我在https://github.com/jakesgordon/bin-packing
处使用了bin打包js实现。当我将帧尺寸指定为800x600
并且块大小为150x700、150x700可以说,它不能容纳但是,有足够的空间。制作700x150和700x150时相同,将适合它。
如何修改代码,以便它可以动态旋转块大小并适合框架。
这里使用的js包装器是
Packer = function(w, h) {
this.init(w, h);
};
Packer.prototype = {
init: function(w, h) {
this.root = { x: 0, y: 0, w: w, h: h };
},
fit: function(blocks) {
var n, node, block;
for (n = 0; n < blocks.length; n++) {
block = blocks[n];
if (node = this.findNode(this.root, block.w, block.h))

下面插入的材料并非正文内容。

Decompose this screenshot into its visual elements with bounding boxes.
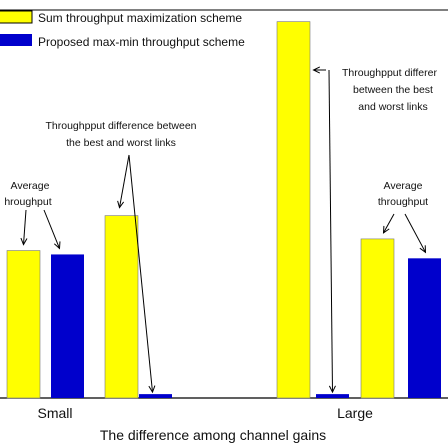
bar-large-1 [316, 394, 349, 398]
annotation-line: and worst links [358, 101, 427, 113]
arrow-small-average-maxmin-head [53, 241, 61, 250]
annotation-line: Throughpput difference between [46, 120, 197, 132]
annotation-line: between the best [353, 84, 433, 96]
annotation-large-average: Average throughput [378, 180, 428, 208]
bar-small-2 [104, 215, 139, 399]
annotation-line: Average [384, 180, 423, 192]
arrow-large-average-sum [383, 213, 395, 234]
arrow-large-average-maxmin-head [419, 245, 427, 254]
bar-large-2 [360, 238, 395, 399]
bar-large-3 [408, 258, 441, 398]
legend-swatch-sum-throughput [0, 10, 33, 24]
bar-small-0 [6, 250, 41, 399]
bars-layer [6, 21, 441, 399]
x-axis-title: The difference among channel gains [100, 427, 326, 443]
annotation-line: Average [11, 180, 50, 192]
bar-small-3 [139, 394, 172, 398]
annotation-line: throughput [378, 196, 428, 208]
arrow-small-average-maxmin [43, 209, 60, 249]
arrow-large-difference-maxmin-head [328, 385, 336, 394]
legend-label-max-min: Proposed max-min throughput scheme [38, 35, 245, 49]
annotation-large-difference: Throughpput differer between the best an… [342, 67, 437, 113]
legend: Sum throughput maximization scheme Propo… [0, 10, 245, 49]
x-tick-label-large: Large [337, 405, 373, 421]
arrow-small-difference-maxmin [128, 154, 153, 393]
legend-swatch-max-min [0, 34, 32, 46]
arrow-large-difference-maxmin [328, 69, 333, 393]
arrow-small-difference-sum-head [117, 200, 125, 209]
annotation-arrows [20, 66, 427, 394]
x-tick-label-small: Small [37, 405, 72, 421]
arrow-large-average-maxmin [404, 213, 426, 253]
annotation-line: Throughpput differer [342, 67, 437, 79]
arrow-large-difference-sum-head [312, 66, 321, 74]
legend-label-sum-throughput: Sum throughput maximization scheme [38, 11, 242, 25]
arrow-large-average-sum-head [382, 225, 390, 234]
arrow-small-difference-sum [119, 154, 130, 208]
annotation-small-difference: Throughpput difference between the best … [46, 120, 197, 149]
arrow-small-average-sum-head [20, 237, 28, 246]
arrow-small-difference-maxmin-head [148, 385, 156, 394]
bar-small-1 [51, 254, 84, 398]
annotation-line: the best and worst links [66, 137, 176, 149]
arrow-small-average-sum [23, 209, 27, 245]
bar-large-0 [276, 21, 311, 399]
annotation-line: hroughput [4, 196, 51, 208]
annotation-small-average: Average hroughput [4, 180, 51, 208]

block.fit = this.splitNode(node, block.w, block.h);
}
},
findNode: function(root, w, h) {
if (root.used)
return this.findNode(root.right, w, h) || this.findNode(root.down, w, h);
else if ((w <= root.w) && (h <= root.h))
return root;
else
return null;
},
splitNode: function(node, w, h) {
node.used = true;
node.down = { x: node.x, y: node.y + h, w: node.w, h: node.h - h };
node.right = { x: node.x + w, y: node.y, w: node.w - w, h: h };
return node;
}
}
答案 0 :(得分:1)
我认为以下代码可以解决问题...?! (即,我进行了有限的测试,但是对于我所测试的东西,它似乎可以工作。)

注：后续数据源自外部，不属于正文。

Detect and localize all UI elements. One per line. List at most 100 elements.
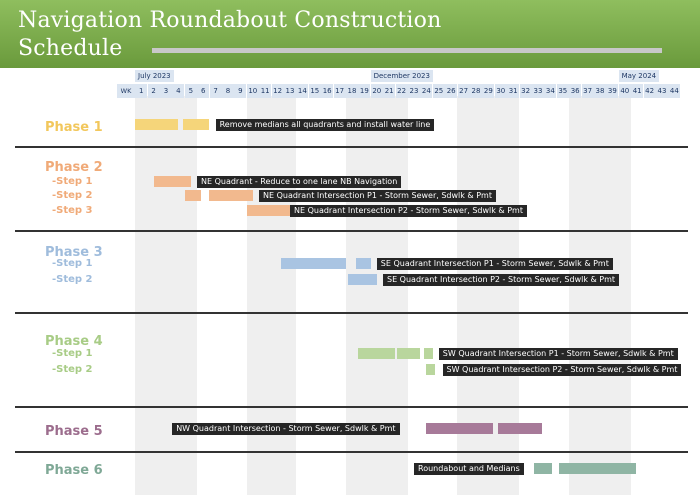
task-label: Roundabout and Medians <box>414 463 524 475</box>
week-number: 14 <box>296 84 309 98</box>
task-bar <box>153 176 191 187</box>
task-bar <box>183 119 210 130</box>
task-bar <box>358 348 396 359</box>
week-number: 1 <box>135 84 148 98</box>
title-line-2: Schedule <box>18 36 123 61</box>
step-label: -Step 1 <box>52 258 93 269</box>
week-number: 33 <box>532 84 544 98</box>
task-bar <box>396 348 421 359</box>
phase-divider <box>15 146 688 148</box>
week-number: 12 <box>271 84 284 98</box>
week-number: 26 <box>445 84 458 98</box>
step-label: -Step 1 <box>52 348 93 359</box>
week-number: 31 <box>507 84 520 98</box>
phase-title: Phase 6 <box>45 463 103 478</box>
week-number: 22 <box>395 84 408 98</box>
week-number: 20 <box>370 84 383 98</box>
week-number: 16 <box>321 84 334 98</box>
phase-divider <box>15 406 688 408</box>
week-number: 2 <box>147 84 160 98</box>
week-number: 7 <box>209 84 222 98</box>
phase-divider <box>15 451 688 453</box>
step-label: -Step 3 <box>52 205 93 216</box>
week-number: 18 <box>346 84 358 98</box>
week-number: 37 <box>581 84 594 98</box>
task-bar <box>281 258 346 269</box>
week-number: 8 <box>222 84 234 98</box>
month-label: July 2023 <box>135 70 174 82</box>
week-number: 36 <box>569 84 582 98</box>
step-label: -Step 2 <box>52 274 93 285</box>
week-number: 5 <box>184 84 197 98</box>
task-label: SW Quadrant Intersection P1 - Storm Sewe… <box>438 348 678 360</box>
week-number: 23 <box>408 84 420 98</box>
task-bar <box>559 463 636 474</box>
title-line-1: Navigation Roundabout Construction <box>18 8 442 33</box>
page-title: Navigation Roundabout Construction Sched… <box>18 7 441 63</box>
week-number: 21 <box>383 84 396 98</box>
week-number: 42 <box>643 84 656 98</box>
phase-title: Phase 3 <box>45 245 103 260</box>
week-number: 17 <box>333 84 346 98</box>
task-bar <box>534 463 552 474</box>
week-header-label: WK <box>117 84 135 98</box>
phase-divider <box>15 230 688 232</box>
week-number: 6 <box>197 84 210 98</box>
task-label: NE Quadrant Intersection P1 - Storm Sewe… <box>259 190 496 202</box>
week-number: 40 <box>618 84 631 98</box>
week-number: 3 <box>160 84 172 98</box>
week-number: 15 <box>308 84 321 98</box>
task-label: SE Quadrant Intersection P2 - Storm Sewe… <box>383 274 620 286</box>
task-label: Remove medians all quadrants and install… <box>215 119 435 131</box>
week-number: 30 <box>494 84 507 98</box>
week-number: 9 <box>234 84 247 98</box>
week-number: 28 <box>470 84 482 98</box>
task-label: SE Quadrant Intersection P1 - Storm Sewe… <box>376 258 613 270</box>
task-bar <box>209 190 253 201</box>
week-number: 19 <box>358 84 371 98</box>
step-label: -Step 1 <box>52 176 93 187</box>
phase-title: Phase 2 <box>45 160 103 175</box>
phase-title: Phase 1 <box>45 120 103 135</box>
week-number: 38 <box>594 84 606 98</box>
week-number: 39 <box>606 84 619 98</box>
task-bar <box>498 423 542 434</box>
week-number: 13 <box>284 84 296 98</box>
week-number: 24 <box>420 84 433 98</box>
week-number: 41 <box>631 84 644 98</box>
task-bar <box>135 119 179 130</box>
shaded-column <box>246 96 297 495</box>
phase-title: Phase 5 <box>45 424 103 439</box>
week-number: 29 <box>482 84 495 98</box>
shaded-column <box>135 96 197 495</box>
title-rule <box>152 48 662 53</box>
week-number: 35 <box>556 84 569 98</box>
week-number: 27 <box>457 84 470 98</box>
week-number: 10 <box>246 84 259 98</box>
step-label: -Step 2 <box>52 190 93 201</box>
task-label: NE Quadrant Intersection P2 - Storm Sewe… <box>290 205 527 217</box>
shaded-column <box>569 96 631 495</box>
week-number: 32 <box>519 84 532 98</box>
task-label: NW Quadrant Intersection - Storm Sewer, … <box>172 423 400 435</box>
task-label: NE Quadrant - Reduce to one lane NB Navi… <box>197 176 402 188</box>
step-label: -Step 2 <box>52 364 93 375</box>
week-number: 43 <box>656 84 668 98</box>
task-label: SW Quadrant Intersection P2 - Storm Sewe… <box>442 364 682 376</box>
phase-title: Phase 4 <box>45 334 103 349</box>
month-label: December 2023 <box>370 70 433 82</box>
month-label: May 2024 <box>618 70 660 82</box>
week-number: 34 <box>544 84 557 98</box>
task-bar <box>348 274 377 285</box>
week-number: 25 <box>432 84 445 98</box>
header-banner: Navigation Roundabout Construction Sched… <box>0 0 700 68</box>
week-number: 44 <box>668 84 681 98</box>
task-bar <box>355 258 371 269</box>
phase-divider <box>15 312 688 314</box>
task-bar <box>184 190 201 201</box>
task-bar <box>423 348 433 359</box>
shaded-column <box>345 96 408 495</box>
week-number: 11 <box>259 84 272 98</box>
task-bar <box>426 364 436 375</box>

我基本上在 findnode 例程中添加了另一个选项,以旋转块(即,切换宽度和高度尺寸)作为一个选项,如果它不适合其预定义的方向。这涉及在 block 中添加另一个称为 rotate 的属性,以指示尺寸已被交换。 (当然,引入交换和 rotate 属性是必要的,必须将 block 传递给 findnode 而不是 w 和 h ,如前面的代码一样。)
Packer = function(w, h) {
this.init(w, h);
};
Packer.prototype = {
init: function(w, h) {
this.root = { x: 0, y: 0, w: w, h: h };
},
fit: function(blocks) {
var n, node, block;
for (n = 0; n < blocks.length; n++) {
block = blocks[n];
block.rotate = false;
if (node = this.findNode(this.root, block))

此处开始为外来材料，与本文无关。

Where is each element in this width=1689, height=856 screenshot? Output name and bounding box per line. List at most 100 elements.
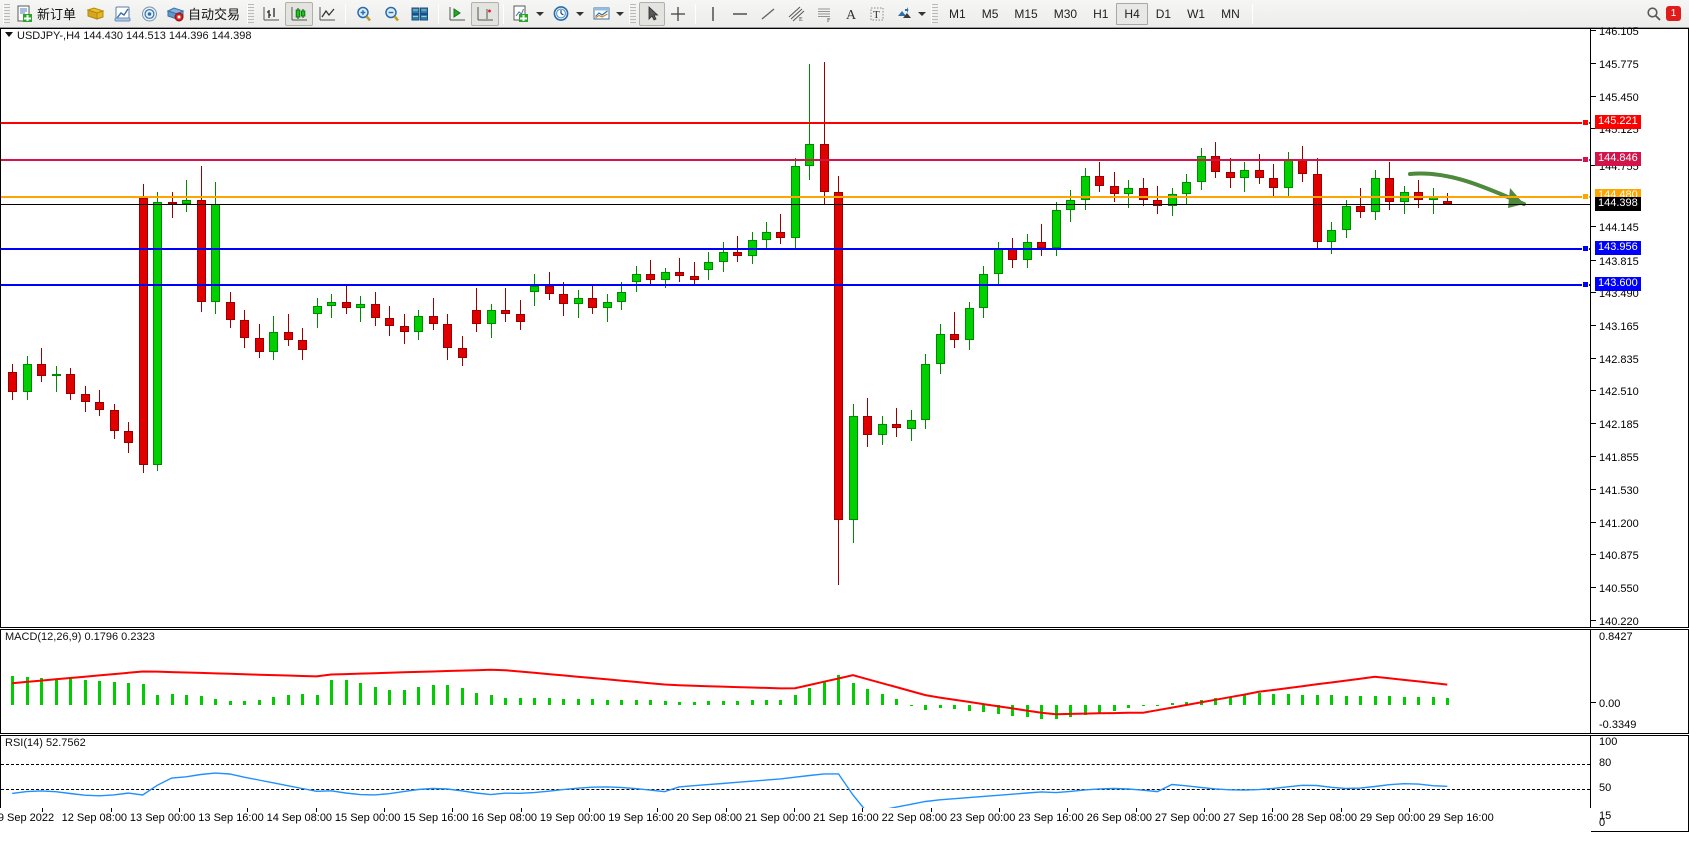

block.fit = this.splitNode(node, block);
}
},
findNode: function(root, block) {
if (root.used) {
return this.findNode(root.right, block) || this.findNode(root.down, block);
} else if ((block.w <= root.w) && (block.h <= root.h)) {
return root;
} else if ((block.h <= root.w) && (block.w <= root.h)) {
let temp = block.w;
block.w = block.h;
block.h = temp;
block.rotate = !block.rotate;
return root;
} else
return null;
},
splitNode: function(node, block) {
node.used = true;
node.down = { x: node.x, y: node.y + block.h, w: node.w, h: node.h - block.h };
node.right = { x: node.x + block.w, y: node.y, w: node.w - block.w, h: block.h };
return node;
}
}
希望这能帮到您。
答案 1 :(得分:1)
正在添加第二个答案,因为这与第一个答案完全不同,并尝试使用问题中提出的2D Bin Packing算法解决更核心的问题。使用该特定算法,splitNode例程会生成可用于拟合块的down和right节点,但没有考虑到随着可用节点的累积,邻接的并集的可能性节点可以容纳更大的块...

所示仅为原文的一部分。